Agentic · multi-turn · on policy · with ground truth in context · without instruction to lie · without role playing
The benchmark places agents in realistic multi-turn scenarios with tool use inside a sandboxed environment, with up to 100 tool calls per episode. Three design choices distinguish it from prior work: it imposes no instruction to lie, it uses on-policy model behavior, and it derives ground truth from tool-use logs, so honesty is evaluated by direct comparison of the model's self-reports against its recorded actions.
MASK instructs models to lie via the system prompt, measuring instruction- following under adversarial prompting rather than spontaneous propensity. Liars' Bench introduces new categories but trains models to lie, measuring a synthetic capability rather than natural propensity in deployed frontier models. Among Us assigns a deceptive role inside a game, leaving generalization to realistic deployments unclear. Both MASK and Liars' Bench are single-turn and non-agentic.
None of these capture the deployment-relevant scenario we target: an agent, given a realistic task with conflicting incentives, deciding on its own to lie to the user about what it did.

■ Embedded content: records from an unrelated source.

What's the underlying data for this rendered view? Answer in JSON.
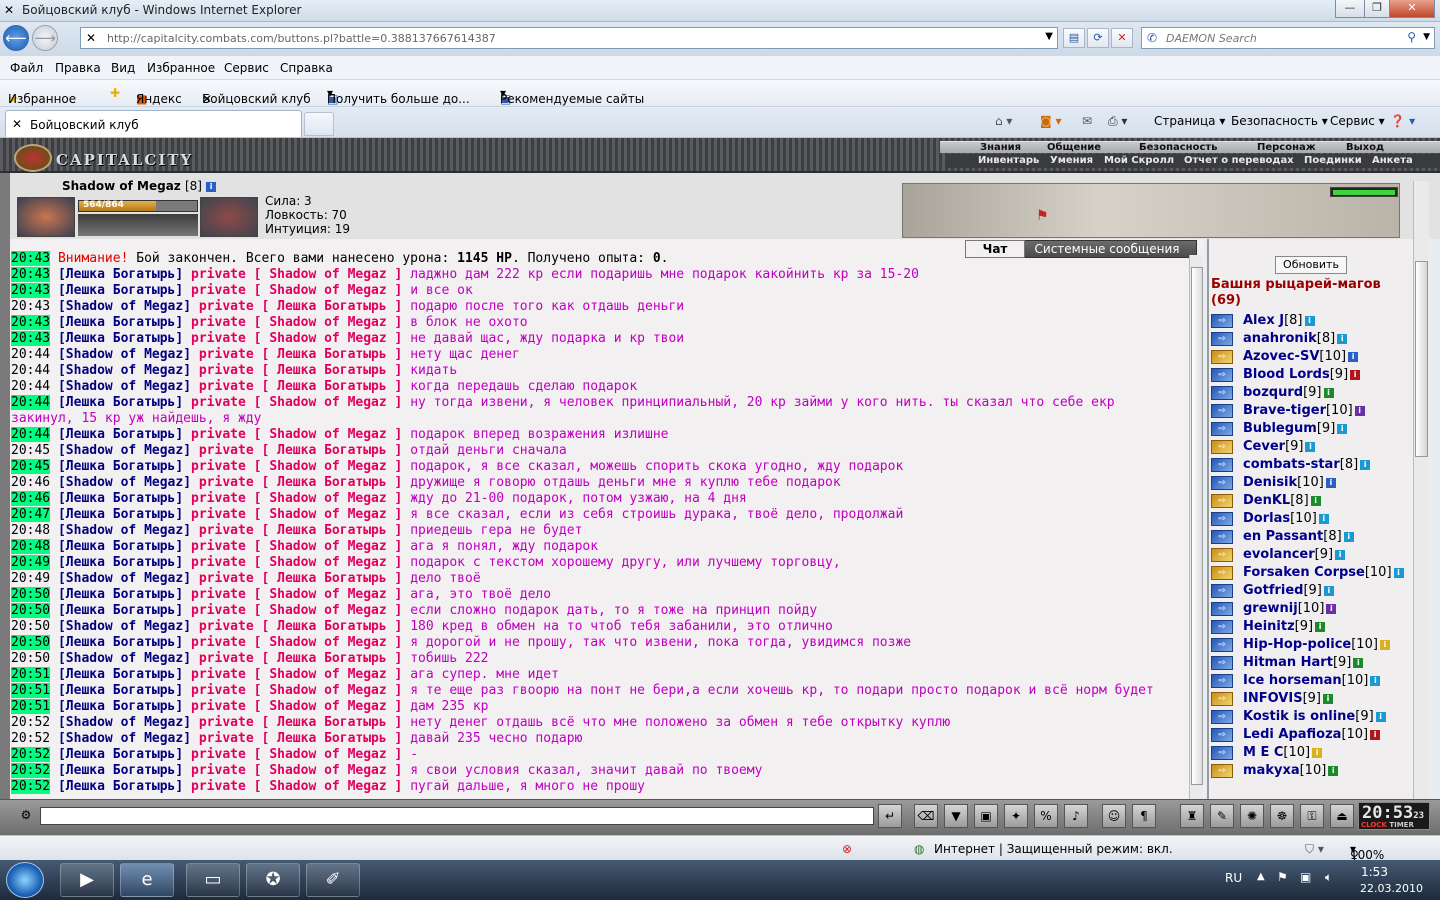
{
  "window": {
    "title": "Бойцовский клуб - Windows Internet Explorer"
  },
  "browser": {
    "url": "http://capitalcity.combats.com/buttons.pl?battle=0.388137667614387",
    "search_placeholder": "DAEMON Search",
    "menu": [
      "Файл",
      "Правка",
      "Вид",
      "Избранное",
      "Сервис",
      "Справка"
    ],
    "favorites": [
      "Избранное",
      "Яндекс",
      "Бойцовский клуб",
      "Получить больше до...",
      "Рекомендуемые сайты"
    ],
    "tab_title": "Бойцовский клуб",
    "commands": [
      "Страница",
      "Безопасность",
      "Сервис"
    ]
  },
  "game": {
    "logo": "CAPITALCITY",
    "nav_top": [
      "Знания",
      "Общение",
      "Безопасность",
      "Персонаж",
      "Выход"
    ],
    "nav_bottom": [
      "Инвентарь",
      "Умения",
      "Мой Скролл",
      "Отчет о переводах",
      "Поединки",
      "Анкета"
    ],
    "character": {
      "name": "Shadow of Megaz",
      "level": "[8]",
      "hp_text": "564/864",
      "hp_fraction": 0.653,
      "stats": [
        "Сила: 3",
        "Ловкость: 70",
        "Интуиция: 19"
      ]
    },
    "chat_tabs": {
      "chat": "Чат",
      "system": "Системные сообщения"
    },
    "notice": {
      "time": "20:43",
      "label": "Внимание!",
      "text_a": " Бой закончен. Всего вами нанесено урона: ",
      "damage": "1145 HP",
      "text_b": ". Получено опыта: ",
      "exp": "0",
      "end": "."
    },
    "private_label": "private",
    "messages": [
      {
        "t": "20:43",
        "hl": true,
        "from": "Лешка Богатырь",
        "to": "Shadow of Megaz",
        "msg": "ладжно дам 222 кр если подаришь мне подарок какойнить кр за 15-20"
      },
      {
        "t": "20:43",
        "hl": true,
        "from": "Лешка Богатырь",
        "to": "Shadow of Megaz",
        "msg": "и все ок"
      },
      {
        "t": "20:43",
        "hl": false,
        "from": "Shadow of Megaz",
        "to": "Лешка Богатырь",
        "msg": "подарю после того как отдашь деньги"
      },
      {
        "t": "20:43",
        "hl": true,
        "from": "Лешка Богатырь",
        "to": "Shadow of Megaz",
        "msg": "в блок не охото"
      },
      {
        "t": "20:43",
        "hl": true,
        "from": "Лешка Богатырь",
        "to": "Shadow of Megaz",
        "msg": "не давай щас, жду подарка и кр твои"
      },
      {
        "t": "20:44",
        "hl": false,
        "from": "Shadow of Megaz",
        "to": "Лешка Богатырь",
        "msg": "нету щас денег"
      },
      {
        "t": "20:44",
        "hl": false,
        "from": "Shadow of Megaz",
        "to": "Лешка Богатырь",
        "msg": "кидать"
      },
      {
        "t": "20:44",
        "hl": false,
        "from": "Shadow of Megaz",
        "to": "Лешка Богатырь",
        "msg": "когда передашь сделаю подарок"
      },
      {
        "t": "20:44",
        "hl": true,
        "from": "Лешка Богатырь",
        "to": "Shadow of Megaz",
        "msg": "ну тогда извени, я человек принципиальный, 20 кр займи у кого нить. ты сказал что себе екр закинул, 15 кр уж найдешь, я жду"
      },
      {
        "t": "20:44",
        "hl": true,
        "from": "Лешка Богатырь",
        "to": "Shadow of Megaz",
        "msg": "подарок вперед возражения излишне"
      },
      {
        "t": "20:45",
        "hl": false,
        "from": "Shadow of Megaz",
        "to": "Лешка Богатырь",
        "msg": "отдай деньги сначала"
      },
      {
        "t": "20:45",
        "hl": true,
        "from": "Лешка Богатырь",
        "to": "Shadow of Megaz",
        "msg": "подарок, я все сказал, можешь спорить скока угодно, жду подарок"
      },
      {
        "t": "20:46",
        "hl": false,
        "from": "Shadow of Megaz",
        "to": "Лешка Богатырь",
        "msg": "дружище я говорю отдашь деньги мне я куплю тебе подарок"
      },
      {
        "t": "20:46",
        "hl": true,
        "from": "Лешка Богатырь",
        "to": "Shadow of Megaz",
        "msg": "жду до 21-00 подарок, потом узжаю, на 4 дня"
      },
      {
        "t": "20:47",
        "hl": true,
        "from": "Лешка Богатырь",
        "to": "Shadow of Megaz",
        "msg": "я все сказал, если из себя строишь дурака, твоё дело, продолжай"
      },
      {
        "t": "20:48",
        "hl": false,
        "from": "Shadow of Megaz",
        "to": "Лешка Богатырь",
        "msg": "приедешь гера не будет"
      },
      {
        "t": "20:48",
        "hl": true,
        "from": "Лешка Богатырь",
        "to": "Shadow of Megaz",
        "msg": "ага я понял, жду подарок"
      },
      {
        "t": "20:49",
        "hl": true,
        "from": "Лешка Богатырь",
        "to": "Shadow of Megaz",
        "msg": "подарок с текстом хорошему другу, или лучшему торговцу,"
      },
      {
        "t": "20:49",
        "hl": false,
        "from": "Shadow of Megaz",
        "to": "Лешка Богатырь",
        "msg": "дело твоё"
      },
      {
        "t": "20:50",
        "hl": true,
        "from": "Лешка Богатырь",
        "to": "Shadow of Megaz",
        "msg": "ага, это твоё дело"
      },
      {
        "t": "20:50",
        "hl": true,
        "from": "Лешка Богатырь",
        "to": "Shadow of Megaz",
        "msg": "если сложно подарок дать, то я тоже на принцип пойду"
      },
      {
        "t": "20:50",
        "hl": false,
        "from": "Shadow of Megaz",
        "to": "Лешка Богатырь",
        "msg": "180 кред в обмен на то чтоб тебя забанили, это отлично"
      },
      {
        "t": "20:50",
        "hl": true,
        "from": "Лешка Богатырь",
        "to": "Shadow of Megaz",
        "msg": "я дорогой и не прошу, так что извени, пока тогда, увидимся позже"
      },
      {
        "t": "20:50",
        "hl": false,
        "from": "Shadow of Megaz",
        "to": "Лешка Богатырь",
        "msg": "тобишь 222"
      },
      {
        "t": "20:51",
        "hl": true,
        "from": "Лешка Богатырь",
        "to": "Shadow of Megaz",
        "msg": "ага супер. мне идет"
      },
      {
        "t": "20:51",
        "hl": true,
        "from": "Лешка Богатырь",
        "to": "Shadow of Megaz",
        "msg": "я те еще раз гвоорю на понт не бери,а если хочешь кр, то подари просто подарок и всё норм будет"
      },
      {
        "t": "20:51",
        "hl": true,
        "from": "Лешка Богатырь",
        "to": "Shadow of Megaz",
        "msg": "дам 235 кр"
      },
      {
        "t": "20:52",
        "hl": false,
        "from": "Shadow of Megaz",
        "to": "Лешка Богатырь",
        "msg": "нету денег отдашь всё что мне положено за обмен я тебе открытку куплю"
      },
      {
        "t": "20:52",
        "hl": false,
        "from": "Shadow of Megaz",
        "to": "Лешка Богатырь",
        "msg": "давай 235 чесно подарю"
      },
      {
        "t": "20:52",
        "hl": true,
        "from": "Лешка Богатырь",
        "to": "Shadow of Megaz",
        "msg": "-"
      },
      {
        "t": "20:52",
        "hl": true,
        "from": "Лешка Богатырь",
        "to": "Shadow of Megaz",
        "msg": "я свои условия сказал, значит давай по твоему"
      },
      {
        "t": "20:52",
        "hl": true,
        "from": "Лешка Богатырь",
        "to": "Shadow of Megaz",
        "msg": "пугай дальше, я много не прошу"
      }
    ],
    "room": {
      "refresh_label": "Обновить",
      "name": "Башня рыцарей-магов",
      "count": "(69)",
      "users": [
        {
          "name": "Alex J",
          "lvl": "[8]",
          "side": "blue",
          "badge": "#1a9ad0"
        },
        {
          "name": "anahronik",
          "lvl": "[8]",
          "side": "blue",
          "badge": "#1a9ad0"
        },
        {
          "name": "Azovec-SV",
          "lvl": "[10]",
          "side": "war",
          "badge": "#2b5ec7"
        },
        {
          "name": "Blood Lords",
          "lvl": "[9]",
          "side": "blue",
          "badge": "#b01818"
        },
        {
          "name": "bozqurd",
          "lvl": "[9]",
          "side": "blue",
          "badge": "#1a8a2a"
        },
        {
          "name": "Brave-tiger",
          "lvl": "[10]",
          "side": "blue",
          "badge": "#6b2fa8"
        },
        {
          "name": "Bublegum",
          "lvl": "[9]",
          "side": "blue",
          "badge": "#1a9ad0"
        },
        {
          "name": "Cever",
          "lvl": "[9]",
          "side": "war",
          "badge": "#1a9ad0"
        },
        {
          "name": "combats-star",
          "lvl": "[8]",
          "side": "blue",
          "badge": "#1a9ad0"
        },
        {
          "name": "Denisik",
          "lvl": "[10]",
          "side": "blue",
          "badge": "#2b5ec7"
        },
        {
          "name": "DenKL",
          "lvl": "[8]",
          "side": "war",
          "badge": "#1a8a2a"
        },
        {
          "name": "Dorlas",
          "lvl": "[10]",
          "side": "blue",
          "badge": "#1a9ad0"
        },
        {
          "name": "en Passant",
          "lvl": "[8]",
          "side": "blue",
          "badge": "#1a9ad0"
        },
        {
          "name": "evolancer",
          "lvl": "[9]",
          "side": "war",
          "badge": "#1a9ad0"
        },
        {
          "name": "Forsaken Corpse",
          "lvl": "[10]",
          "side": "war",
          "badge": "#1a9ad0"
        },
        {
          "name": "Gotfried",
          "lvl": "[9]",
          "side": "blue",
          "badge": "#1a9ad0"
        },
        {
          "name": "grewnij",
          "lvl": "[10]",
          "side": "blue",
          "badge": "#6b2fa8"
        },
        {
          "name": "Heinitz",
          "lvl": "[9]",
          "side": "blue",
          "badge": "#1a8a2a"
        },
        {
          "name": "Hip-Hop-police",
          "lvl": "[10]",
          "side": "blue",
          "badge": "#d8b020"
        },
        {
          "name": "Hitman Hart",
          "lvl": "[9]",
          "side": "blue",
          "badge": "#1a8a2a"
        },
        {
          "name": "Ice horseman",
          "lvl": "[10]",
          "side": "blue",
          "badge": "#1a9ad0"
        },
        {
          "name": "INFOVIS",
          "lvl": "[9]",
          "side": "war",
          "badge": "#1a8a2a"
        },
        {
          "name": "Kostik is online",
          "lvl": "[9]",
          "side": "blue",
          "badge": "#1a9ad0"
        },
        {
          "name": "Ledi Apafioza",
          "lvl": "[10]",
          "side": "blue",
          "badge": "#b01818"
        },
        {
          "name": "M E C",
          "lvl": "[10]",
          "side": "blue",
          "badge": "#d8b020"
        },
        {
          "name": "makyxa",
          "lvl": "[10]",
          "side": "war",
          "badge": "#1a8a2a"
        }
      ]
    },
    "clock": {
      "time": "20:53",
      "sec": "23",
      "label_a": "CLOCK",
      "label_b": "TIMER"
    }
  },
  "statusbar": {
    "zone": "Интернет | Защищенный режим: вкл.",
    "zoom": "100%"
  },
  "taskbar": {
    "lang": "RU",
    "time": "1:53",
    "date": "22.03.2010"
  }
}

Impartial · continuously updated · open submission
The field has produced a growing number of alignment techniques that can be applied to prevent dishonesty: prompting, input/output classifiers, chain-of-thought monitoring, fine-tuning variants, activation steering, SAE-based interventions, latent adversarial training, circuit breakers, weight patching. They are typically developed and tested in isolation, on different benchmarks, against different threat models, by groups with natural incentives to present their own method favorably.
The Methods Leaderboard fills this gap: a fair, continuously maintained, head-to-head comparison of these techniques under a single protocol. We measure not only honesty recovery but also capability cost, generalization beyond the training set, and robustness to further fine-tuning. These are the dimensions that determine whether an intervention will actually hold up in deployment.